Swifties around the world rejoiced on Aug. 29 as she announced her 10th studio album on Instagram. “Midnights, the stories of 13 sleepless nights scattered throughout my life, will be out October 21. Meet me at midnight.”
Since then, Swift has been teasing the album on her social media, releasing the track list through a TikTok series aptly titled “Midnights Mayhem with Me.” There is, understandably, a lot of hype around this album. And while we know a bit about what the album will entail—for instance, one song will be a collaboration between Swift and singer Lana del Rey”—one thing is a bit unclear. When does ‘Midnights” actually come out?
Yes, I know I just said it came out on Oct. 21, at midnight. But does that mean the very first moments of Oct. 21, or the last?
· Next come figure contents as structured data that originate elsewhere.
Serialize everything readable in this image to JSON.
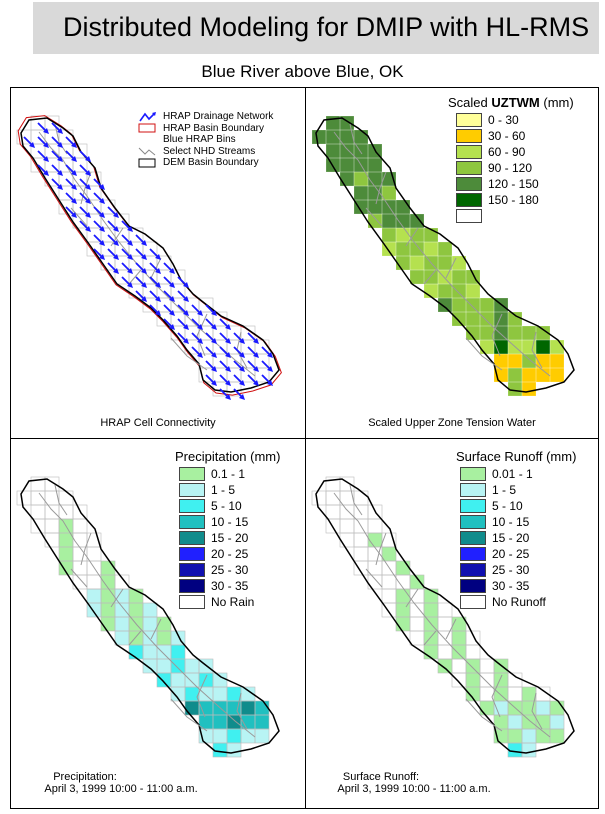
{
  "title": "Distributed Modeling for DMIP with HL-RMS",
  "subtitle": "Blue River above Blue, OK",
  "panels": {
    "connectivity": {
      "caption": "HRAP Cell Connectivity",
      "legend": {
        "items": [
          {
            "icon": "drainage-arrow",
            "label": "HRAP Drainage Network"
          },
          {
            "icon": "red-box",
            "label": "HRAP Basin Boundary"
          },
          {
            "icon": "none",
            "label": "Blue HRAP Bins"
          },
          {
            "icon": "gray-line",
            "label": "Select NHD Streams"
          },
          {
            "icon": "black-box",
            "label": "DEM Basin Boundary"
          }
        ]
      }
    },
    "uztwm": {
      "caption": "Scaled Upper Zone Tension Water",
      "legend_title_prefix": "Scaled ",
      "legend_title_bold": "UZTWM",
      "legend_title_suffix": " (mm)",
      "classes": [
        {
          "label": "0 - 30",
          "color": "#ffff99"
        },
        {
          "label": "30 - 60",
          "color": "#ffcc00"
        },
        {
          "label": "60 - 90",
          "color": "#b5e14f"
        },
        {
          "label": "90 - 120",
          "color": "#8ec63f"
        },
        {
          "label": "120 - 150",
          "color": "#4d8b3a"
        },
        {
          "label": "150 - 180",
          "color": "#006600"
        },
        {
          "label": "",
          "color": "#ffffff"
        }
      ]
    },
    "precip": {
      "caption_line1": "Precipitation:",
      "caption_line2": "April 3, 1999 10:00 - 11:00 a.m.",
      "legend_title": "Precipitation (mm)",
      "classes": [
        {
          "label": "0.1 - 1",
          "color": "#a8f0a0"
        },
        {
          "label": "1 - 5",
          "color": "#b8f4f4"
        },
        {
          "label": "5 - 10",
          "color": "#40f0f0"
        },
        {
          "label": "10 - 15",
          "color": "#20c0c0"
        },
        {
          "label": "15 - 20",
          "color": "#108c8c"
        },
        {
          "label": "20 - 25",
          "color": "#2020ff"
        },
        {
          "label": "25 - 30",
          "color": "#1010b0"
        },
        {
          "label": "30 - 35",
          "color": "#000080"
        },
        {
          "label": "No Rain",
          "color": "#ffffff"
        }
      ]
    },
    "runoff": {
      "caption_line1": "Surface Runoff:",
      "caption_line2": "April 3, 1999 10:00 - 11:00 a.m.",
      "legend_title": "Surface Runoff (mm)",
      "classes": [
        {
          "label": "0.01 - 1",
          "color": "#a8f0a0"
        },
        {
          "label": "1 - 5",
          "color": "#b8f4f4"
        },
        {
          "label": "5 - 10",
          "color": "#40f0f0"
        },
        {
          "label": "10 - 15",
          "color": "#20c0c0"
        },
        {
          "label": "15 - 20",
          "color": "#108c8c"
        },
        {
          "label": "20 - 25",
          "color": "#2020ff"
        },
        {
          "label": "25 - 30",
          "color": "#1010b0"
        },
        {
          "label": "30 - 35",
          "color": "#000080"
        },
        {
          "label": "No Runoff",
          "color": "#ffffff"
        }
      ]
    }
  }
}
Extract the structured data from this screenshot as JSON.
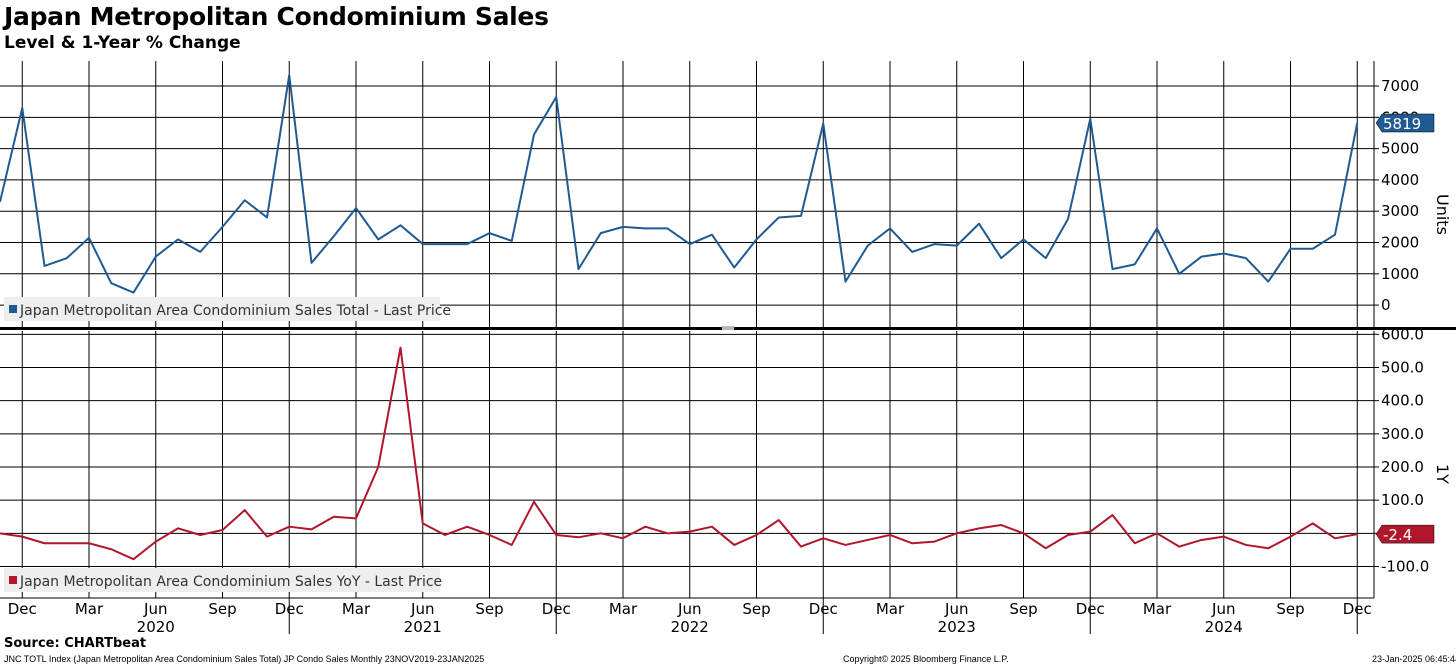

Do you say it’s happening at “midnight tonight” on Thursday, Oct. 20? Which day does midnight technically belong to: the one before or after it?
It’s easy enough to answer this question according to Swift. Looking at the Taylor Swift Store, where pre-orders are available, there is a clock at the top counting down until the release. It’s ticking down to 12 a.m. on Oct. 21. So to be totally clear: Stay up late on Oct. 20 (or, not so late, depending on whom you’re asking) and you’ll enter the first moments of Friday listening to new Swift music.
But look: saying that something comes out “at midnight” is objectively confusing. Here’s Wikipedia trying to disambiguate the issue of when a date’s “midnight” occurs: “As the dividing point between one day and another, midnight defies easy classification as either part of the preceding day or of the following day. Though there is no global unanimity on the issue, most often midnight is considered the start of a new day and is associated with the hour 00:00.”
Even more official sources understand that “midnight’ is a discombobulating time stamp. “When someone refers to “midnight tonight” or ‘midnight last night’ the reference of time is obvious,” the National Institute of Standards and Technology website says. “However, if a date/time is referred to as ‘at midnight on Friday, October 20th’ the intention could be either midnight the beginning of the day or midnight at the end of the day.” (Yes, NIST uses a date eerily close to Swift’s release date in their example. I’m sure she’s thought of this.)
NIST recommends that, to avoid ambiguity, “specification of an event as occurring on a particular day at 11:59 p.m. or 12:01 a.m. is a good idea.” Yeah I get that. But if you’re naming an album, “12:01 a.m.s” doesn’t have as nice a ring to it.